De terugtocht gaat snel maar is een niet te onderschatten belasting voor de knieën. Een of twee wandelstokken kunnen hierbij helpen, je gids zal je er indien gewenst wel enkele bezorgen.

09.15 uur : Terug in Laban Rata, enkele koppen hete thee en chocolade verrichten wonderen.

13.00 uur : Einde trekking. Afhalen van het zuurverdiende ‘diploma’ in hoofdkwartier.

Fier als een gieter en doodop kruipen we in onze bedden.

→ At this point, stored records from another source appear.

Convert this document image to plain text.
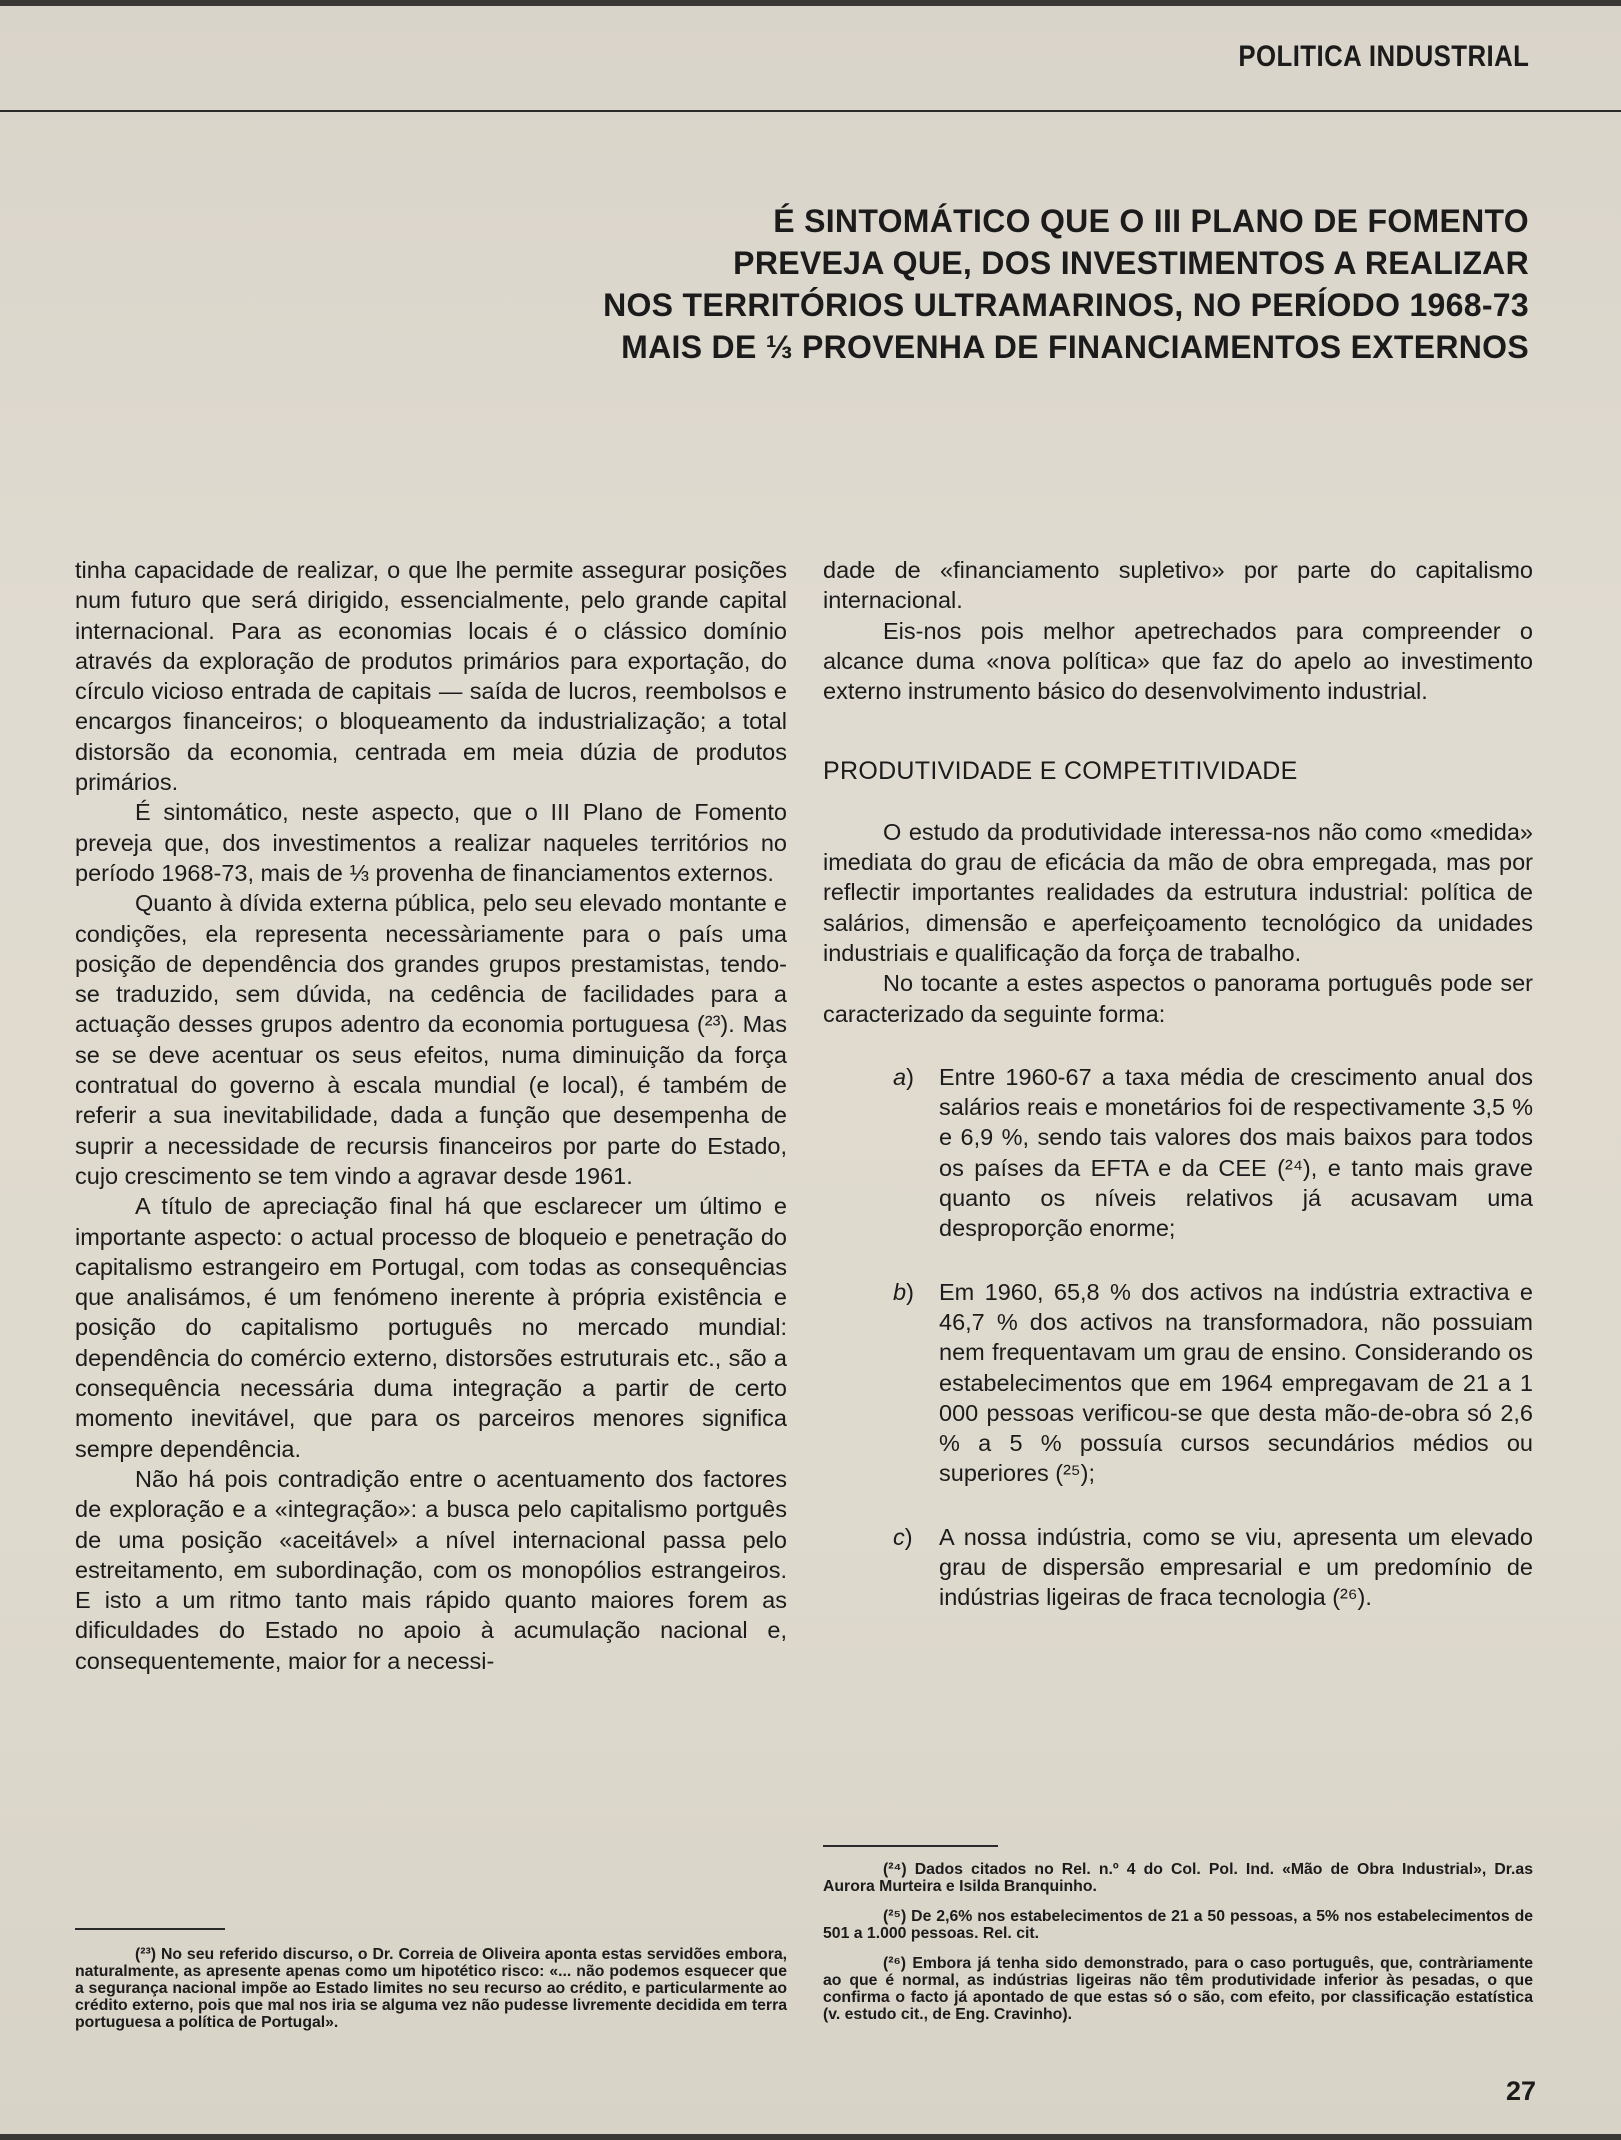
POLITICA INDUSTRIAL
É SINTOMÁTICO QUE O III PLANO DE FOMENTO
PREVEJA QUE, DOS INVESTIMENTOS A REALIZAR
NOS TERRITÓRIOS ULTRAMARINOS, NO PERÍODO 1968-73
MAIS DE ⅓ PROVENHA DE FINANCIAMENTOS EXTERNOS

tinha capacidade de realizar, o que lhe permite assegurar posições num futuro que será dirigido, essencialmente, pelo grande capital internacional. Para as economias locais é o clássico domínio através da exploração de produtos primários para exportação, do círculo vicioso entrada de capitais — saída de lucros, reembolsos e encargos financeiros; o bloqueamento da industrialização; a total distorsão da economia, centrada em meia dúzia de produtos primários.

É sintomático, neste aspecto, que o III Plano de Fomento preveja que, dos investimentos a realizar naqueles territórios no período 1968-73, mais de ⅓ provenha de financiamentos externos.

Quanto à dívida externa pública, pelo seu elevado montante e condições, ela representa necessàriamente para o país uma posição de dependência dos grandes grupos prestamistas, tendo-se traduzido, sem dúvida, na cedência de facilidades para a actuação desses grupos adentro da economia portuguesa (²³). Mas se se deve acentuar os seus efeitos, numa diminuição da força contratual do governo à escala mundial (e local), é também de referir a sua inevitabilidade, dada a função que desempenha de suprir a necessidade de recursis financeiros por parte do Estado, cujo crescimento se tem vindo a agravar desde 1961.

A título de apreciação final há que esclarecer um último e importante aspecto: o actual processo de bloqueio e penetração do capitalismo estrangeiro em Portugal, com todas as consequências que analisámos, é um fenómeno inerente à própria existência e posição do capitalismo português no mercado mundial: dependência do comércio externo, distorsões estruturais etc., são a consequência necessária duma integração a partir de certo momento inevitável, que para os parceiros menores significa sempre dependência.

Não há pois contradição entre o acentuamento dos factores de exploração e a «integração»: a busca pelo capitalismo portguês de uma posição «aceitável» a nível internacional passa pelo estreitamento, em subordinação, com os monopólios estrangeiros. E isto a um ritmo tanto mais rápido quanto maiores forem as dificuldades do Estado no apoio à acumulação nacional e, consequentemente, maior for a necessi-

dade de «financiamento supletivo» por parte do capitalismo internacional.

Eis-nos pois melhor apetrechados para compreender o alcance duma «nova política» que faz do apelo ao investimento externo instrumento básico do desenvolvimento industrial.

PRODUTIVIDADE E COMPETITIVIDADE

O estudo da produtividade interessa-nos não como «medida» imediata do grau de eficácia da mão de obra empregada, mas por reflectir importantes realidades da estrutura industrial: política de salários, dimensão e aperfeiçoamento tecnológico da unidades industriais e qualificação da força de trabalho.

No tocante a estes aspectos o panorama português pode ser caracterizado da seguinte forma:

a) Entre 1960-67 a taxa média de crescimento anual dos salários reais e monetários foi de respectivamente 3,5 % e 6,9 %, sendo tais valores dos mais baixos para todos os países da EFTA e da CEE (²⁴), e tanto mais grave quanto os níveis relativos já acusavam uma desproporção enorme;

b) Em 1960, 65,8 % dos activos na indústria extractiva e 46,7 % dos activos na transformadora, não possuiam nem frequentavam um grau de ensino. Considerando os estabelecimentos que em 1964 empregavam de 21 a 1 000 pessoas verificou-se que desta mão-de-obra só 2,6 % a 5 % possuía cursos secundários médios ou superiores (²⁵);

c) A nossa indústria, como se viu, apresenta um elevado grau de dispersão empresarial e um predomínio de indústrias ligeiras de fraca tecnologia (²⁶).

(²³) No seu referido discurso, o Dr. Correia de Oliveira aponta estas servidões embora, naturalmente, as apresente apenas como um hipotético risco: «... não podemos esquecer que a segurança nacional impõe ao Estado limites no seu recurso ao crédito, e particularmente ao crédito externo, pois que mal nos iria se alguma vez não pudesse livremente decidida em terra portuguesa a política de Portugal».
(²⁴) Dados citados no Rel. n.º 4 do Col. Pol. Ind. «Mão de Obra Industrial», Dr.as Aurora Murteira e Isilda Branquinho.
(²⁵) De 2,6% nos estabelecimentos de 21 a 50 pessoas, a 5% nos estabelecimentos de 501 a 1.000 pessoas. Rel. cit.
(²⁶) Embora já tenha sido demonstrado, para o caso português, que, contràriamente ao que é normal, as indústrias ligeiras não têm produtividade inferior às pesadas, o que confirma o facto já apontado de que estas só o são, com efeito, por classificação estatística (v. estudo cit., de Eng. Cravinho).
27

Als we de volgende morgen aan de ingang van het park staan te wachten op de bus terug naar Kota Kinabalu wordt ons een lift aangeboden door een vriendelijke Amerikaan die al een tiental jaren in Maleisië woont. De man runt een motel in Kundasang, een aan het park grenzend dorpje. Zijn Mountain View Motel behoort tot de iets duurdere klasse. Onderweg leren we weer heel wat bij over Sabah en Kinabalu. We worden vlak voor ons hotelletje afgezet waar we nog twee nachten zullen verblijven.

Terug in Kota Kinabalu

De souvenirjacht wordt ingezet. Souvenirs vind ik vooral op de Filippijnse markt in de vorm van schelpenconstructies, hoedjes en allerhande goedkope handicrafts. Boeken en duurdere meer kwalitatieve zaken kunnen o.a. worden gevonden in Wisma Merdeka, een shopping-center achter het Hyatt-hotel.
Onze voorlaatste dag besluiten we al luierend door te brengen op Manukan, één van de eilandjes voor de kust. Het wordt ondanks het onstabiele weer nog een geslaagde ‘relaxing day’ met goede snorkelmogelijkheden.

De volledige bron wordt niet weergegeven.